Membros das escolas de samba que desfilam no mais alto lugar dos carros alegóricos, os destaques de luxo têm fantasias grandes, compostas muitas vezes por pedras e cristais importados, plumas e penas caríssimas, e que podem pesar até 60 quilos. Todas são pensadas pelo carnavalesco e diretores de destaque e a confecção fica inteiramente por conta de quem vestirá a indumentária. E nesse ponto o céu é o limite para os gastos. O estilista Nelcimar Pires, 57 anos, desfila pelo Salgueiro em 2023. Com a crise financeira e a disparada do dólar, lamenta que “está tudo muito caro e com dificuldade de encontrar”. “Uma fantasia de luxo varia de 40 a 150 mil, em média, por conta de plumagens. A minha roupa deste ano terá seis metros de largura por cinco metros de altura. São cinco mil penas de pavão, 7 reais cada uma”. Ou seja, Nelcimar vai gastar 35 mil reais só com as penas. No total, calcula que chegue a 80 mil.
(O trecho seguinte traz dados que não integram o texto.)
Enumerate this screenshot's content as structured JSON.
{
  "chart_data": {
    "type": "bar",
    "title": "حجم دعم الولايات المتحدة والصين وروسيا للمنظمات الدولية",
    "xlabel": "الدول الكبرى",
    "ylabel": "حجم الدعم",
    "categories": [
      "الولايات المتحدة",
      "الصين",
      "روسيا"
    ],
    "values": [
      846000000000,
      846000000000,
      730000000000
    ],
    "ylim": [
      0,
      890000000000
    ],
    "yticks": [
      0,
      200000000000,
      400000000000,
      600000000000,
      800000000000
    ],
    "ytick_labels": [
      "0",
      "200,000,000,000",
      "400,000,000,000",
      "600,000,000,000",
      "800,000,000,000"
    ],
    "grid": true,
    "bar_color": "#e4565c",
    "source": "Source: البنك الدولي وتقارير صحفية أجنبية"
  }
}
Mas como aponta o destaque Carlos Reis, 69, nome conhecido na Portela, “sonho não tem preço”. Em 2023, quando sua tradicional escola de Madureira faz cem anos, ele será o principal destaque do abre-alas. “Saio no primeiro carro há 20 anos, então agora terei uma das fantasias mais caras que já usei. É o valor de um carro zero. Inicialmente se paga 20 mil para o ateliê, até agora já foram 1500 penas, sendo que cada uma custa 50 reais, totalizando 75 mil. Fora as plumas e pedrarias, o que vai passar de 100 mil”, contabiliza. “O material aumentou muito e é difícil de conseguir”, continua o estilista.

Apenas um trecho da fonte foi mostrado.